Whoa, the past three days are a blur. We put on more mileage in those days than we normally drive in three weeks. Much of the driving was wood related, and all the outcomes were good but by last night I could hardly think straight let alone put many words together that would seem semi coherent.
It’s been a day of scrambling to catch up with the work Ed did last Friday; a photo session with the Egrets; emails and messages, still have a ways to go but want to update here.
There will be Egrets posted today, I’m aiming for 3:30 pm Pacific Time. It’s not convenient for those in Europe but I try to alternate so our friends in Aus., Japan, NZ, etc also have a chance. By and large the morning updates have outpaced the later in the day postings.
One of our outings yesterday was dashing to a town 20+ away to meet up with our son who had about 20 minutes of free time while in the area on a business trip. It was great to see him, even if was only for a few short minutes.
He was quite astonished to see his dad without a beard as it’d be 21 years.
Ed was possibly more excited about the almost 40 lbs of wood JJ had brought in his luggage. Last weekend he and his family had gone camping in the mountains and found a bunch of dead Mountain Mahogany similar to what the branch we’d found when visiting them last summer.

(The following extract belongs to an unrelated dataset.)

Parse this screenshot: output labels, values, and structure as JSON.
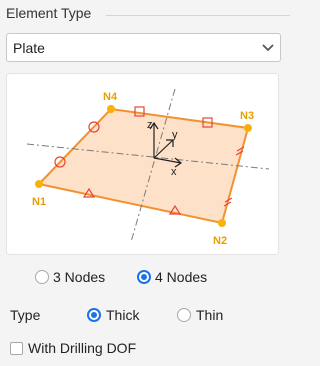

While JJ & family were visiting Kansas relatives in November Ed asked him to cut some of the dead Osage Orange cousins had taken out from hedgerows. After Christmas he’d sent it to us via some friends of friends that were visiting in their area. Well, we weren’t able to get up to their place until this past Sunday. Less than 2 lbs of wood. He could have added it to the duffle bag with the Mt Mahogany if he’d known then that he’d be flying into PDX the day after we were able to pick it up. Life sometimes has funny little jigs and jogs.
Shake father and son up and you’ll have a great goatee!
Ha, grey mustache with a black beard, that’d be a sight!
Wow Wanda, it’s great to capture family moments like these. It’s so cool to see father and son together even though it’s for just a couple of minutes. But it’s the moment that means so much.